As the butterfly flaps its wings, so can a small latent change within hematopoietic cells have major effects on a pathological outcome such as leukemia.
The paper by Zhao and colleagues in this issue of Blood indicts a leukemia-related chimeric protein for selectively killing one cell type while sparing another to cause a cell type–specific disease.1 The runt-related transcription factor 1 (RUNX1/AML1) and its cofactor core-binding factor subunit β (CBFβ) are essential regulators of hematopoiesis. Genetic defects including chromosomal translocations that affect RUNX1 (t(8;21)) or CBFB (Inv16) genes have each been causally linked to the etiology of acute myelogenous leukemia. Both proteins are expressed in the myeloid and lymphoid lineages, yet pathological defects in RUNX1 or CBFβ function are evident only in the myeloid lineage. Why are the tumorigenic effects of RUNX1 and CBFβ lineage restricted? The spatiotemporal expression of RUNX1 and the extent of redundancy with other RUNX regulatory factors (eg, RUNX2 and RUNX3) could account in part for preferential effects in myeloid cells. However, CBFβ is ubiquitously expressed, and genetic aberrations that produce dominant-negative forms of CBFβ may affect normal myeloid growth and differentiation at any stage. The paper by Zhao and colleagues provides a cogent model to explain how a dominant-negative CBFβ protein causes tumors in the myeloid but not lymphoid lineage.
The CBFβ-SMMHC fusion protein is a prototypical dominant-negative factor, which is generated from the chimeric CBFB-MYH11 gene as a result of the chromosome 16 inversion that is characteristic of human acute myeloid leukemia subtype M4Eo. The CBFβ-SMMHC related fusion protein inactivates RUNX1 and acts as an oncogene that promotes proliferation of immature myeloid progenitors. Mouse models based on CBFB-MYH11 have been effectively used to examine the roles of RUNX1 and CBFβ in hematopoiesis and progression of leukemia. Heterozygous expression of Cbfb-MYH11 in a knock-in mouse model results in a phenotype similar to that of mice with complete loss of Runx1 or Cbfb.2 Moreover, Lucio Castilla's group (Kuo et al3 ) showed that early expression of Cbfb-MYH11 causes abnormalities in myeloid progenitors, thereby predisposing cells to leukemia. Recent studies by the research groups led by Nancy Speck (Zhao et al1 ) and Paul Liu (Talebian et al4 ) have revealed that, in addition to its role in myeloid differentiation, CBFβ is required for the T-lymphoid lineage.

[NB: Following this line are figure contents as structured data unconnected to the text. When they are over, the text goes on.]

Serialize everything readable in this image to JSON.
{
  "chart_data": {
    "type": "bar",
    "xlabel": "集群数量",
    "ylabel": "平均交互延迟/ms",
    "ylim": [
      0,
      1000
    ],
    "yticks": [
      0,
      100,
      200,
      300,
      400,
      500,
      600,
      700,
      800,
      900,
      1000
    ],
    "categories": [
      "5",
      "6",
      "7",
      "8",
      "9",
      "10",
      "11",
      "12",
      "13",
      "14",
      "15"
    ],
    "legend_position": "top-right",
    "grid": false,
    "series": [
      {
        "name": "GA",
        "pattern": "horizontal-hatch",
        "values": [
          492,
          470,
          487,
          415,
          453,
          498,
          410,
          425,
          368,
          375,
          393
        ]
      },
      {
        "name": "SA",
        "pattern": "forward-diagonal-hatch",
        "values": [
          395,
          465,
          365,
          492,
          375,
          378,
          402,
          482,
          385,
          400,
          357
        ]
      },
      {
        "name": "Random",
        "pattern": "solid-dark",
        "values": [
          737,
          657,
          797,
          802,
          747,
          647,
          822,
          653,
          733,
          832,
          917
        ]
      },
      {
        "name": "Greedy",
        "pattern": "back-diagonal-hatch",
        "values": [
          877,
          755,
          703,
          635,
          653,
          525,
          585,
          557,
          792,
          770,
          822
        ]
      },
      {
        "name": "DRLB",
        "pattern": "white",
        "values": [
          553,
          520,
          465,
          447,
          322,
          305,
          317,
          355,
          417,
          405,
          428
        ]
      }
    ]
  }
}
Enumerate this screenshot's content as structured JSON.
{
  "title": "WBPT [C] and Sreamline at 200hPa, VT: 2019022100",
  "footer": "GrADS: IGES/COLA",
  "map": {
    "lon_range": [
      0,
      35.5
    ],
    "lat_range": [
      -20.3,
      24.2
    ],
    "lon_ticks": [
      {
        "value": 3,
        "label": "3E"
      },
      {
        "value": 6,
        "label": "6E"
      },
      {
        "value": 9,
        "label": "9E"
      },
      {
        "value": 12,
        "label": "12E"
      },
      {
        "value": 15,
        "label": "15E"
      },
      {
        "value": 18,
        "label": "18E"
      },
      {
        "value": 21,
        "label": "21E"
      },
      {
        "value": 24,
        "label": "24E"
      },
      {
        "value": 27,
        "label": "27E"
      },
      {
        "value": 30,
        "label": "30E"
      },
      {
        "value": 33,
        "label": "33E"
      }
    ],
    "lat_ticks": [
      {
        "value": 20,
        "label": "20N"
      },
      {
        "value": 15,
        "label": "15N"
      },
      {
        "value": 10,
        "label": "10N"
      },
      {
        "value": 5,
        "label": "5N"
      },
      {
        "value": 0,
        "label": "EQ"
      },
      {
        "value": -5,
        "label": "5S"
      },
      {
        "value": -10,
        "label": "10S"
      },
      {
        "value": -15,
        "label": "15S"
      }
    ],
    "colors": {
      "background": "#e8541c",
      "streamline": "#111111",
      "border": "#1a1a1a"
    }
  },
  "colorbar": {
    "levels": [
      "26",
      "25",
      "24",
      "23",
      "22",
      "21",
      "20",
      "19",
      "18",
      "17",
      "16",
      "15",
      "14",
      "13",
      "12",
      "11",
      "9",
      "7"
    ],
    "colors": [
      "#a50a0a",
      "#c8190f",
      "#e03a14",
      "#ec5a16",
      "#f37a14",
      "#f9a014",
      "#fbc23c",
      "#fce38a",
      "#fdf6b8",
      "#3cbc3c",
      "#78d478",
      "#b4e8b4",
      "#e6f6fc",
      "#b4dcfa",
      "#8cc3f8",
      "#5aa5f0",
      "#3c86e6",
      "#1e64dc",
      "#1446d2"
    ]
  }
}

Of importance, the chromosome 16 inversion occurs in hematopoietic stem cells, and thus the CBFB-MYH11 fusion gene should affect both the lymphoid and myeloid lineages. In the current paper from Zhao and colleagues, T-cell development was examined in mice that express a conditional Cbfb-MYH11 fusion gene, and the resulting phenotypes were compared with mice with severe Cbfb deficiency due to mutations generating null or hypomorphic alleles.1 Cbfb-MYH11 suppresses Cbfβ function at several stages of T-cell development. Hypomorphic mice with Cbfβ deficiency have a 20-fold reduction in thymocytes due to a differentiation block at the DN1 and DN2 stages. In contrast, Cbfb-MYH11 knock-in chimeras are blocked at the DN1 stage of thymocyte development. Cre activation of the conditional Cbfb-MYH11 knock-in reduces the number of adult thymocytes by an order of magnitude due to increased apoptosis of CD4+/CD8+ thymocytes. Consistent with these findings, the authors propose that the mechanistic basis for the association of CBFB-MYH11 with myeloid leukemias rather than lymphoid leukemias is due to a molecular butterfly effect (see figure): cellular context determines that the fusion protein increases cell death in lymphoid cells, but does not decrease survival of myeloid cells that hence remain susceptible to secondary hits that cause leukemia.